1. Do away with distractions and unnecessary responsibilities.
Everyone wants a slice of your precious time and none of them understand what it’s like to study for the LSAT. Mom wants your help making pot roast and your friend has a place in Cabo this weekend and that damn novel certainly isn’t going to write itself (dammit!). Well, too bad. Until February 8th you must be an LSAT machine, because studying for the test takes every bit of effort you can muster. If they don’t understand, take a minute to explain. If they still don’t understand, block their calls/texts. It’s better to ask forgiveness than to seek permission.

2. Develop a study plan and stick to it.
It’s great to tell yourself you’re going to study twenty hours a week… until you find yourself with twenty hours left in the week and zero studying done. You can’t just drink four Five Hour Energy drinks and expect to make up those twenty hours all at once. (For all you humanities majors who were lost there, 4 x 5 = 20. You’re welcome!) Instead, craft a detailed study plan around your schedule and write it down, put it in your phone, etc. If it’s 7 pm and that schedule says 7-9 is study time, you have no excuse. (Diagram that.)

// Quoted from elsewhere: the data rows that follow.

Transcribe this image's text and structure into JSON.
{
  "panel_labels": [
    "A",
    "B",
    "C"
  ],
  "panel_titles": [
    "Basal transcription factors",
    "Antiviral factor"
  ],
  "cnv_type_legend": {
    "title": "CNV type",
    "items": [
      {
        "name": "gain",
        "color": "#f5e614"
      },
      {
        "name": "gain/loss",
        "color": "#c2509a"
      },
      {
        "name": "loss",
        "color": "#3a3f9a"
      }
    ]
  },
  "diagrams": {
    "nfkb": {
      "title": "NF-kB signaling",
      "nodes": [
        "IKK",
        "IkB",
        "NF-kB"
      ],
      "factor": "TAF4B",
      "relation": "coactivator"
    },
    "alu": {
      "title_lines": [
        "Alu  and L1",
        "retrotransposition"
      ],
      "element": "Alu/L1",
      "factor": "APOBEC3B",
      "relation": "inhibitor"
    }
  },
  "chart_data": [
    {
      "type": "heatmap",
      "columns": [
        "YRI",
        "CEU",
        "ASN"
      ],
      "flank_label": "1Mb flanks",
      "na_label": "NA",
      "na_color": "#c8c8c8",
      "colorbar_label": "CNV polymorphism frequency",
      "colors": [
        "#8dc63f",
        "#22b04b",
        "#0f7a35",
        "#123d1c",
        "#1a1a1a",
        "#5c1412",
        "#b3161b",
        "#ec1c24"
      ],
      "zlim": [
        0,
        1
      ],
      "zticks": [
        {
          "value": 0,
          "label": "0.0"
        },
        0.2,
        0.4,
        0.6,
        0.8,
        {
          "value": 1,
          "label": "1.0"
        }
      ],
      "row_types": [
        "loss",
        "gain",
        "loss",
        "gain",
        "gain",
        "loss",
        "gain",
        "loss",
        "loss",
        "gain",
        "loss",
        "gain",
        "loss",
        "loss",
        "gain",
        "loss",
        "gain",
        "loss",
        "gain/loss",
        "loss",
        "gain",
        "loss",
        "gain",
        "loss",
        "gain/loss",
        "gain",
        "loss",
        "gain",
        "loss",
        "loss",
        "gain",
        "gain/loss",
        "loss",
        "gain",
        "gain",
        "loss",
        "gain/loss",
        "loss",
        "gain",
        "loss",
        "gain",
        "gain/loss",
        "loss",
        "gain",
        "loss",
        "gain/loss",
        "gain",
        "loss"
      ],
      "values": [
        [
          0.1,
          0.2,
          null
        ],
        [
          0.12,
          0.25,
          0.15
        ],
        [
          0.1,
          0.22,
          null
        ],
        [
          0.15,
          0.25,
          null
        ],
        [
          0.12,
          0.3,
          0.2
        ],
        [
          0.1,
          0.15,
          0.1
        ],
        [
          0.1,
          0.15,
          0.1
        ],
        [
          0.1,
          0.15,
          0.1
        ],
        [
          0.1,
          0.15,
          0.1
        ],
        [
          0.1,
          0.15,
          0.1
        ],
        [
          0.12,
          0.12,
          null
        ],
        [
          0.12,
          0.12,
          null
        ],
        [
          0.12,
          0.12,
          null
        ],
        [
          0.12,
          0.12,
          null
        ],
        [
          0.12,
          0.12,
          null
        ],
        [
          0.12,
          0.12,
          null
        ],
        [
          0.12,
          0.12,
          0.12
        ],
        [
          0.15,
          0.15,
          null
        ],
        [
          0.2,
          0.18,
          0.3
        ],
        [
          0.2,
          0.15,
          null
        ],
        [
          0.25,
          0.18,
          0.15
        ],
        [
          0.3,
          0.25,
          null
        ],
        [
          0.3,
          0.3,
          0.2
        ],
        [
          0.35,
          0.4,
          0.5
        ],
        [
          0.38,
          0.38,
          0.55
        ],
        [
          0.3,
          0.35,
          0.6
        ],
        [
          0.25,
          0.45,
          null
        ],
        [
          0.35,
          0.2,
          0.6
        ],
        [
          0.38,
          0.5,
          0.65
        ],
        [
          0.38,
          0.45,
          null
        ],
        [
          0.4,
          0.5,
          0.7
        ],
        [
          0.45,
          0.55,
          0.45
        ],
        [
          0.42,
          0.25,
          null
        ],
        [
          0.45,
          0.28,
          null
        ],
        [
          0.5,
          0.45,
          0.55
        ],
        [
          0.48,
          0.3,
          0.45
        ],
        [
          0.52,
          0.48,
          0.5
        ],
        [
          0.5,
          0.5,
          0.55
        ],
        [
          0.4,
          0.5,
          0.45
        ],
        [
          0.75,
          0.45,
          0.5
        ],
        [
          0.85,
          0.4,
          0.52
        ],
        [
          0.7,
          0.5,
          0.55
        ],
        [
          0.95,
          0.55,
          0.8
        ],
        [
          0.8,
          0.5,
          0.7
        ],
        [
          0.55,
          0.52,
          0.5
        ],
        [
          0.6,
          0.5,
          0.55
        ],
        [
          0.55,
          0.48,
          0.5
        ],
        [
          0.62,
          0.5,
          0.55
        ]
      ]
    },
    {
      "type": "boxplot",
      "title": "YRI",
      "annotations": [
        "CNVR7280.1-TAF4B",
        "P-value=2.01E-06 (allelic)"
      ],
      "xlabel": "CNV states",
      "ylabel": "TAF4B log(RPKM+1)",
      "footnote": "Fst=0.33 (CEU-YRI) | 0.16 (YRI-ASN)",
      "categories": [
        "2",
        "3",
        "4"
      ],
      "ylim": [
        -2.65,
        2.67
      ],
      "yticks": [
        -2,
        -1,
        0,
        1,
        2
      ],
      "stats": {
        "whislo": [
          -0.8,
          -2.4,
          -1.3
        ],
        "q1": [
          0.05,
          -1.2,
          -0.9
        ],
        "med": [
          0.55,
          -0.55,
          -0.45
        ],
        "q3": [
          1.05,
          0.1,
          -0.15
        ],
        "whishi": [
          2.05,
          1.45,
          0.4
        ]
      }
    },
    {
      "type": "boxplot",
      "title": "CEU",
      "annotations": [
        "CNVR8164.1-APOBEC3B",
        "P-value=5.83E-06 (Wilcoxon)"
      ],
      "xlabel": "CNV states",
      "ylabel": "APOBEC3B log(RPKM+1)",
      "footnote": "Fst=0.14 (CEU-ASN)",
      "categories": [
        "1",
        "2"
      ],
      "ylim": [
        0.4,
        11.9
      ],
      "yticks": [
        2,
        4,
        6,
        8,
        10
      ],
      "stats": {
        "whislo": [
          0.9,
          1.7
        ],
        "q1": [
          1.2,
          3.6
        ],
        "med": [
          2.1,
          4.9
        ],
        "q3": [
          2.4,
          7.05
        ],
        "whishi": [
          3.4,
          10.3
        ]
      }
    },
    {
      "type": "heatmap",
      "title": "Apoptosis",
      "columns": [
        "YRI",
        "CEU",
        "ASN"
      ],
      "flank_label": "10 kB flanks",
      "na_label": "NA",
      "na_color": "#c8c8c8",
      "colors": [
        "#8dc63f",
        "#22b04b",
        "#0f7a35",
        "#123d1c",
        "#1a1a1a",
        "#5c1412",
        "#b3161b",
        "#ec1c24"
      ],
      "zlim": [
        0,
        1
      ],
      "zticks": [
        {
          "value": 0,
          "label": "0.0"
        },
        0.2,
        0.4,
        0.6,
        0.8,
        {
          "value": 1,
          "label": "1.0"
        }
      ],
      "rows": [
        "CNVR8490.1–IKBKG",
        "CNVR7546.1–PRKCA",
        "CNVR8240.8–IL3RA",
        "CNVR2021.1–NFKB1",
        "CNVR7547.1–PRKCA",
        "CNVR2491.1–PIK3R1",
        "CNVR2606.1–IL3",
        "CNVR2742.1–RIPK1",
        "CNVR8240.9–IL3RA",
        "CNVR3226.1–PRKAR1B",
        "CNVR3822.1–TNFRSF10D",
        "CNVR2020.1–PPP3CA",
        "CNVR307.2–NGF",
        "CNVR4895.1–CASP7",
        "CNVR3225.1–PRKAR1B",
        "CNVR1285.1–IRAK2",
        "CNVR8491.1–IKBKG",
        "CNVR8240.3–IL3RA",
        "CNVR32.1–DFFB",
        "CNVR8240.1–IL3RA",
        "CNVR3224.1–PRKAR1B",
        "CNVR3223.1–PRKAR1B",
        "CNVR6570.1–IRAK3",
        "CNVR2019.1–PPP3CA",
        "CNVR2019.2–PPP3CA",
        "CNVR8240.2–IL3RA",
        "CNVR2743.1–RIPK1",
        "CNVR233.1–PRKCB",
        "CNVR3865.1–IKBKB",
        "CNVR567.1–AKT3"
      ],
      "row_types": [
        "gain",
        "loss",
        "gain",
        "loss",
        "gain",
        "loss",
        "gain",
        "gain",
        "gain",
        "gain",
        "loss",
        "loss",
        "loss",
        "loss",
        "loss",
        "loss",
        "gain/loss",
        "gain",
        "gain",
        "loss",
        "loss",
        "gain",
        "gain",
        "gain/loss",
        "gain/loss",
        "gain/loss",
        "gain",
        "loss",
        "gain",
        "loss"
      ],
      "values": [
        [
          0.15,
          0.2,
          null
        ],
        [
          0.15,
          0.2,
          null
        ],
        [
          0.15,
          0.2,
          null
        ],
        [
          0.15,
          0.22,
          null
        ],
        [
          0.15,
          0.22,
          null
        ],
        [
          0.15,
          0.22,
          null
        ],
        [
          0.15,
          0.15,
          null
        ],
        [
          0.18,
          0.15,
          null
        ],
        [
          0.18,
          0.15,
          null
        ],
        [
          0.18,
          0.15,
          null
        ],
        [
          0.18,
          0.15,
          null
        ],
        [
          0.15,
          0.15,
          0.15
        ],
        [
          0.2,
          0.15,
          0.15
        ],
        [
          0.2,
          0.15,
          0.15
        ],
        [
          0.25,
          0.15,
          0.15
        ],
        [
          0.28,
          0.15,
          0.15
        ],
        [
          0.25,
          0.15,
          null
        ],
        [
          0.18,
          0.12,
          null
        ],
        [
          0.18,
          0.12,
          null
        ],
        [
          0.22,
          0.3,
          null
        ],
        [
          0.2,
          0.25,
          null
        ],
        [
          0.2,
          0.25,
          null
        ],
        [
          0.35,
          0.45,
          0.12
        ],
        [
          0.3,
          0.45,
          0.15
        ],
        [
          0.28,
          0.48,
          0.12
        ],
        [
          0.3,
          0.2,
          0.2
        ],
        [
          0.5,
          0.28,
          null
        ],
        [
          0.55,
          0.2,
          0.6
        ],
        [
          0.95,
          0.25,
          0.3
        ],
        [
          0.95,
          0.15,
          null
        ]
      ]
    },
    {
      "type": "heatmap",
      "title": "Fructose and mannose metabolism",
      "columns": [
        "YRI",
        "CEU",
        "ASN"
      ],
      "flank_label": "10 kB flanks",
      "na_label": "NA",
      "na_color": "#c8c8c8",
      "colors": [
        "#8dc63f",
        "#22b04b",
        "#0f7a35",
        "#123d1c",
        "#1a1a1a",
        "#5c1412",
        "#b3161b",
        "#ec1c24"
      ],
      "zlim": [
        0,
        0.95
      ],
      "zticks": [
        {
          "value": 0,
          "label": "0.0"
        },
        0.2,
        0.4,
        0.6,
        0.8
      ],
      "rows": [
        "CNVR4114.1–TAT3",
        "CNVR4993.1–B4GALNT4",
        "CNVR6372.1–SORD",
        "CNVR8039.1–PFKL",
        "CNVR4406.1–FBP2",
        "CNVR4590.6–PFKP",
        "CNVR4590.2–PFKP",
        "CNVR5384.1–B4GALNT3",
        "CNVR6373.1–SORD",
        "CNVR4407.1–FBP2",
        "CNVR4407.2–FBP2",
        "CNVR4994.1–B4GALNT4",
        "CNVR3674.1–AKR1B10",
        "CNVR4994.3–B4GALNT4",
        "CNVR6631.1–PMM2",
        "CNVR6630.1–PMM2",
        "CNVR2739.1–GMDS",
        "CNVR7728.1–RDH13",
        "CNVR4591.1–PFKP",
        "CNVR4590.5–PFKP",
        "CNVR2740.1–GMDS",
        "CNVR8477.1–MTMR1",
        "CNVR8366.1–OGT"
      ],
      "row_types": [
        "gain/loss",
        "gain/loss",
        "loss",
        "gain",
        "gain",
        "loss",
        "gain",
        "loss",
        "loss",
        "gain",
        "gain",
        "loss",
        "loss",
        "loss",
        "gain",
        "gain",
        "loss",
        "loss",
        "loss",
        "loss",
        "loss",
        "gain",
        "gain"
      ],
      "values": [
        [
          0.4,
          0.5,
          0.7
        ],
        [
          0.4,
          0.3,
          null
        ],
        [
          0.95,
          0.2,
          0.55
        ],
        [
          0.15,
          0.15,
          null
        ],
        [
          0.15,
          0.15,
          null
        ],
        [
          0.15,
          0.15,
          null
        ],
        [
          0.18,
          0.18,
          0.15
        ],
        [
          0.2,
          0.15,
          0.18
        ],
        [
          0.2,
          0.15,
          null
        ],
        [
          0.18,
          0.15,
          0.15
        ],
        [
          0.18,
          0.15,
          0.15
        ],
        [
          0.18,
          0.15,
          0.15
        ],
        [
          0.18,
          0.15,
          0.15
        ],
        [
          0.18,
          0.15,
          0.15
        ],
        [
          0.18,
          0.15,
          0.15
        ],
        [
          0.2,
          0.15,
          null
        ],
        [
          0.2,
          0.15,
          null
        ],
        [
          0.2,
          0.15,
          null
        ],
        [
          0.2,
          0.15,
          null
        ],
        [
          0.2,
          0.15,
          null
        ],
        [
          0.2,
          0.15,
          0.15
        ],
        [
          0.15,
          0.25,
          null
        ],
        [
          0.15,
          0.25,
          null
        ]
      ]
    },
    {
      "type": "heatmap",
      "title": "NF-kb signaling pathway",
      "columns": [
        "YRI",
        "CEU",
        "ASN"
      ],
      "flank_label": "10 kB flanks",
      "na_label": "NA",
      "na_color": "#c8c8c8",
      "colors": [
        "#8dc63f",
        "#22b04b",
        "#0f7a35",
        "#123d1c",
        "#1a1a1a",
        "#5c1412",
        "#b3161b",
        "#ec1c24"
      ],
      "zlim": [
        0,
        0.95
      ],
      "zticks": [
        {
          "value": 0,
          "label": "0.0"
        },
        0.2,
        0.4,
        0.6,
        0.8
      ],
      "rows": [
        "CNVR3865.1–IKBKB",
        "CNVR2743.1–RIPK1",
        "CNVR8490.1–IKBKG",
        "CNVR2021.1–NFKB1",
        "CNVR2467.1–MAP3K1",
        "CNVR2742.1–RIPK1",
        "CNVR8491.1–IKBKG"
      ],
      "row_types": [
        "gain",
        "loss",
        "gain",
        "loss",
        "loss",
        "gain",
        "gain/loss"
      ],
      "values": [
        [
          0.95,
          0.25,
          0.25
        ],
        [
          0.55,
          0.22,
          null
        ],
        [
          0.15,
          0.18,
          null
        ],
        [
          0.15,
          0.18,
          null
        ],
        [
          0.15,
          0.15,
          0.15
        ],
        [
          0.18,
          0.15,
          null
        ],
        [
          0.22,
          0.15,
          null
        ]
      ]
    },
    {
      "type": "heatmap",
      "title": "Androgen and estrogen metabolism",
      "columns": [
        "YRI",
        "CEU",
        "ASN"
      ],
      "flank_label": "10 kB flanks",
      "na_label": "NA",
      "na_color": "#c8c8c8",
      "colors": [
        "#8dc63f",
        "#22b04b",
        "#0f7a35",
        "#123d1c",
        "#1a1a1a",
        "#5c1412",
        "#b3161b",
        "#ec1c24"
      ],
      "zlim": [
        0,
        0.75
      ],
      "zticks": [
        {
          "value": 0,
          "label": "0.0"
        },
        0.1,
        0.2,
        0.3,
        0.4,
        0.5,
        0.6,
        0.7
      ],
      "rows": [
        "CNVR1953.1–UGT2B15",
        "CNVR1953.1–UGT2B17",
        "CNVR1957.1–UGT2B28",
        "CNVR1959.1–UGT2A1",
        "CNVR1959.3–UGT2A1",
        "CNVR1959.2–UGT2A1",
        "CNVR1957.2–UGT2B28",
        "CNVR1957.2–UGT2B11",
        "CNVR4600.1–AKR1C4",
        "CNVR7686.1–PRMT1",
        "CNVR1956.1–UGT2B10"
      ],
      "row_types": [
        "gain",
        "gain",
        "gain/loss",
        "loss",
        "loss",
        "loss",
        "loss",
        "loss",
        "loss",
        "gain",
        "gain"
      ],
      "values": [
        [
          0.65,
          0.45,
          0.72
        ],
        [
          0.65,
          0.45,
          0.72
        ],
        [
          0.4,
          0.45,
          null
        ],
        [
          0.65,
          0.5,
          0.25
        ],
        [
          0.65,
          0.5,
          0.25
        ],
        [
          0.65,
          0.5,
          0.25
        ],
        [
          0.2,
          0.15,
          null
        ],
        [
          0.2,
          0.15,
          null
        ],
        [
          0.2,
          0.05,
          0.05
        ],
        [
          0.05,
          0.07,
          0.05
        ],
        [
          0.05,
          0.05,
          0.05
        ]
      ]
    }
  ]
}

3. Take care of yourself physically and emotionally.
Okay, okay, before you start accusing the Blueprint team of being touchy-feely wieners, hear me out. Some time spent beating yourself up over the rapidly approaching test is normal and even beneficial. That said, stress and burnout are enemies you must tame before test day. A calm and positive mind is better able to finish four reading comprehension passages and twenty-seven questions in thirty-five minutes than a stressed and pessimistic mind. Everyone deals with stress in their own particular way, and, if you don’t know what works for you, then experiment. Here’s non-exhaustive list of stress management tools: exercise, meditation, talking to a trusted friend or family member, visualizing success, taking a day off (just one!) when feeling burned out, taking a day trip to study in a calming or interesting location.

4. Keep reviewing the concepts you feel secure with while learning new ones.
If, for example, you are a diagramming machine right now, you might feel like you don’t need practice with that particular skill anymore. That would be a mistake. The ninja who doesn’t practice with his sword for a few months ends up severing his own limbs when battle begins (at least, according to last night’s fortune cookie). Spending a few minutes regularly practicing your strongest sections will ensure that you rock the associated questions on test day, which will, in turn, free up time for you to focus on the more difficult problems.

5. Diagnose your performance and weaknesses in practice exams.
In the last few weeks before the test, you should take a full practice exam about every other day, and it’s important to think critically about how you did as you review questions. There are timing and test taking strategies that work for some and not for others, and you must adopt those that work for you and discard those that don’t. There’s not space here to list the strategies and tactics you might want to try out, but here’s an example: Are you struggling to finish all four games and tanking all four because you’re rushing? If so, it might be better for you to address three games and guess on the fourth. Try it out, and if you see your score jump, keep with it. If your score drops, that sucks, but the only score that matters is the one on test day.

Well, hope that helps. Have fun on New Year’s Eve, because the coming year has another 365 days of LSAT laughs!